French-Mali Troops Look North After Retaking Timbuktu
French-Mali troops took control of Timbuktu on Monday and are now focusing on Kidal (France24) in the north, a city that Tuareg rebels say they control. Meanwhile, international donors have been making pledges toward a $950 million budget for the campaign in Mali.
CFR's John Campbell puts the Sahel crisis in context in this blog post.
NIGER: The U.S. military is planning a new drone base (WaPo) in West Africa, likely in Niger, that would expand its surveillance of al-Qaeda fighters and other militants in northern Mali.
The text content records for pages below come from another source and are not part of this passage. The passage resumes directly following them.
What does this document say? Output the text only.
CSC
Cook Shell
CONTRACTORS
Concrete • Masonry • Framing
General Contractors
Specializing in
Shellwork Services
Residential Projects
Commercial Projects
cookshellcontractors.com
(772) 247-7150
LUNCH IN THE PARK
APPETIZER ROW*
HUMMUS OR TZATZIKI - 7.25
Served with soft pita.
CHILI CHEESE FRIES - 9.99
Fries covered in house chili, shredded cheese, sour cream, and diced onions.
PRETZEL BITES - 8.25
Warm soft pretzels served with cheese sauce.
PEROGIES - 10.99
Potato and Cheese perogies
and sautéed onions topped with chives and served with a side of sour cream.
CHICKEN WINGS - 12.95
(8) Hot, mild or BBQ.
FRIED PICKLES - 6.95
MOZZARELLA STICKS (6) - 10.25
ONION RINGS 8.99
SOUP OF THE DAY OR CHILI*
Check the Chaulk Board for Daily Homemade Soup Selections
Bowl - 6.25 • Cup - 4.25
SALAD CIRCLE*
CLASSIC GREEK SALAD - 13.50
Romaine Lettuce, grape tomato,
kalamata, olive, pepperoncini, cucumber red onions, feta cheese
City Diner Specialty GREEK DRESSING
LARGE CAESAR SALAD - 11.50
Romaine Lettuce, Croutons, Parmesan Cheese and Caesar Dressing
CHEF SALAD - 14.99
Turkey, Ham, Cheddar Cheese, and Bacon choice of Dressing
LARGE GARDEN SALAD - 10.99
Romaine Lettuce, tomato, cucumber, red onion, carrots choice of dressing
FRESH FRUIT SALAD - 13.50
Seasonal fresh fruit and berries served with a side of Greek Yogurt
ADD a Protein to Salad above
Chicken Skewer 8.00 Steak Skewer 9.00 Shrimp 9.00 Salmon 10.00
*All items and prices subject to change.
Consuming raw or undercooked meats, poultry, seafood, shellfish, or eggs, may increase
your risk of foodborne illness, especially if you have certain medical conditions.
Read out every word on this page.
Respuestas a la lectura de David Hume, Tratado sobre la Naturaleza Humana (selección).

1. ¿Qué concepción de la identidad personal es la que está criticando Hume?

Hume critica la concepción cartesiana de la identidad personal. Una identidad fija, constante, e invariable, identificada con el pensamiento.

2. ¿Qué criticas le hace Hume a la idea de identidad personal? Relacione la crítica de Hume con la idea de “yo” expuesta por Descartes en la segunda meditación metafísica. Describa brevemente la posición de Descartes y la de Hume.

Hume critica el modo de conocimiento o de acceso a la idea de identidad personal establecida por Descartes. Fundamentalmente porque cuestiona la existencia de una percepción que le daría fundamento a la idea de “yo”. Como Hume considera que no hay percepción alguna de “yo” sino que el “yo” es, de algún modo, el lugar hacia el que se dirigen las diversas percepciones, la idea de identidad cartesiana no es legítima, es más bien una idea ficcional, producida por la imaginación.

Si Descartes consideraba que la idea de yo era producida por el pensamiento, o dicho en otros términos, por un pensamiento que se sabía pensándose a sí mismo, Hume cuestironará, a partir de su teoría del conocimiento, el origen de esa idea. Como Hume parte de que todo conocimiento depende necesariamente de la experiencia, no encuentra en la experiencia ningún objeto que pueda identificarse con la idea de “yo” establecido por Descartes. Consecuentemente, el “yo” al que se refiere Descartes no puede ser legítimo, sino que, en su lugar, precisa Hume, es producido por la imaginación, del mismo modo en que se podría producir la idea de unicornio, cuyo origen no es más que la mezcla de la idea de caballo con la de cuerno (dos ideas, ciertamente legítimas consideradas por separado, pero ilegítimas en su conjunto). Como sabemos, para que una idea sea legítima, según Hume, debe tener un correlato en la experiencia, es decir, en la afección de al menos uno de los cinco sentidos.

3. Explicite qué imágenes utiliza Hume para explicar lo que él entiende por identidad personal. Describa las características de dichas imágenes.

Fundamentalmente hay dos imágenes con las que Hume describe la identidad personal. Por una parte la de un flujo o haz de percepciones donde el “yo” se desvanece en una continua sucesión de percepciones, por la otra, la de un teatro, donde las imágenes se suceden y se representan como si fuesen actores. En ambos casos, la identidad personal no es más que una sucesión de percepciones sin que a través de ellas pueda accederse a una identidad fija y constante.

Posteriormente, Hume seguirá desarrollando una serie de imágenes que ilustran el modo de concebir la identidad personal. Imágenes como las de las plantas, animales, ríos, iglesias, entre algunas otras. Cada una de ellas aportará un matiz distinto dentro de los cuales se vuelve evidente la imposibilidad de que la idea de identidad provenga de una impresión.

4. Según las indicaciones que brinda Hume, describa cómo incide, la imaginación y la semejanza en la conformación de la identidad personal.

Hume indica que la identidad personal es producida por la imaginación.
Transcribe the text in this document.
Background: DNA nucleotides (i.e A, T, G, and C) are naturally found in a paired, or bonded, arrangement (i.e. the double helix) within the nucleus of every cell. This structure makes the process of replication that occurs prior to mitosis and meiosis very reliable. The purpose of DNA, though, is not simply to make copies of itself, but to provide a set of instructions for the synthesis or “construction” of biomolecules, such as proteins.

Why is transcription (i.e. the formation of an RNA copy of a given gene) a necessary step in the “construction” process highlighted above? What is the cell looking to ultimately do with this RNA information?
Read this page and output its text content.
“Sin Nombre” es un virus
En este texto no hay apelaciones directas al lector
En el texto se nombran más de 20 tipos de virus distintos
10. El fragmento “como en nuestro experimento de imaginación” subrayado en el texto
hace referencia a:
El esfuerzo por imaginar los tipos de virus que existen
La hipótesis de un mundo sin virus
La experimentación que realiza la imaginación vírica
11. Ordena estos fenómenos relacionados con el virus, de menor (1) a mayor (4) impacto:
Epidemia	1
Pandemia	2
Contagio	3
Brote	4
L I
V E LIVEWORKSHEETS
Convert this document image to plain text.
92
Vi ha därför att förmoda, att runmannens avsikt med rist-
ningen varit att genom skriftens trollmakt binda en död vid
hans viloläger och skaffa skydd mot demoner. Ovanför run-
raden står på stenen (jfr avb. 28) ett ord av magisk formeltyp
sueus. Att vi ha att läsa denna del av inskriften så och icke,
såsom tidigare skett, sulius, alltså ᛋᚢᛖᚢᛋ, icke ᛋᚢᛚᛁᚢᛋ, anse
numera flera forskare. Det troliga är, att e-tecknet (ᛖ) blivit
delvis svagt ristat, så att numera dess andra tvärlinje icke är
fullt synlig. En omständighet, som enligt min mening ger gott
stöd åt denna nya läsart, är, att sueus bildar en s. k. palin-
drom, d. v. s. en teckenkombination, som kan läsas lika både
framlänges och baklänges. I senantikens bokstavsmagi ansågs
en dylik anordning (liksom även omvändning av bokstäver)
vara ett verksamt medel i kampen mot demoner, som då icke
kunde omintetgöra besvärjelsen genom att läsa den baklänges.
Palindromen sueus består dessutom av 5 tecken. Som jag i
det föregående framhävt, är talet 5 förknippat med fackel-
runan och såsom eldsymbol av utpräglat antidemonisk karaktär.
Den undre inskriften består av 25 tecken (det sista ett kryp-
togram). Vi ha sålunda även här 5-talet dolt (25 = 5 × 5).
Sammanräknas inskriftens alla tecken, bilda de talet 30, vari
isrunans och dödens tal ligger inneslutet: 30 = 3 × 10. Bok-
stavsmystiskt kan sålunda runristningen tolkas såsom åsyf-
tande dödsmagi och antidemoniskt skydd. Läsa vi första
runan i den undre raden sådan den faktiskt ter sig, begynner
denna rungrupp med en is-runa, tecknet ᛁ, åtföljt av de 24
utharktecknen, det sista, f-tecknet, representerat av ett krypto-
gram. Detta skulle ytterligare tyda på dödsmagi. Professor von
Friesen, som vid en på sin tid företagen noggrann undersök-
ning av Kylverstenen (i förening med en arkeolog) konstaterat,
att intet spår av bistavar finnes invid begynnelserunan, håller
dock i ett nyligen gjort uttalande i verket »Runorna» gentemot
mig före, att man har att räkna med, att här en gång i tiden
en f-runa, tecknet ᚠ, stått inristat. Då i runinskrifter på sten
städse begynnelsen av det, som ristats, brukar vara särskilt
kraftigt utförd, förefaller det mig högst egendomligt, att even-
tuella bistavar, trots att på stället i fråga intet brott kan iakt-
EU Foreign Policy Chief Warns Iran
Catherine Ashton, the European Union's foreign policy chief, called on Iran on Tuesday to stop the execution of five members of the country's Arab minority who were sentenced last year on terrorism-related charges (Reuters).
NETHERLANDS: Queen Beatrix of the Netherlands announced on Monday evening that she will step down (FT) after thirty-three years on the throne, abdicating in favor of her son, the crown prince Willem-Alexander.
Obama to Announce Immigration Reform
U.S. President Barack Obama is expected to provide details of his plans for immigration reform (WaPo) during a Tuesday appearance in Las Vegas. The administration's own proposals will likely be more liberal than a bipartisan effort reached in the Senate, including a quicker path to citizenship for illegal immigrants.
CFR's Edward Alden outlines five big challenges for immigration reform in this blog post.
CUBA: Cuban leader Raúl Castro was sworn in as president (MiamiHerald) of the Community of Latin American and Caribbean States on Monday, sparking criticism from human rights groups.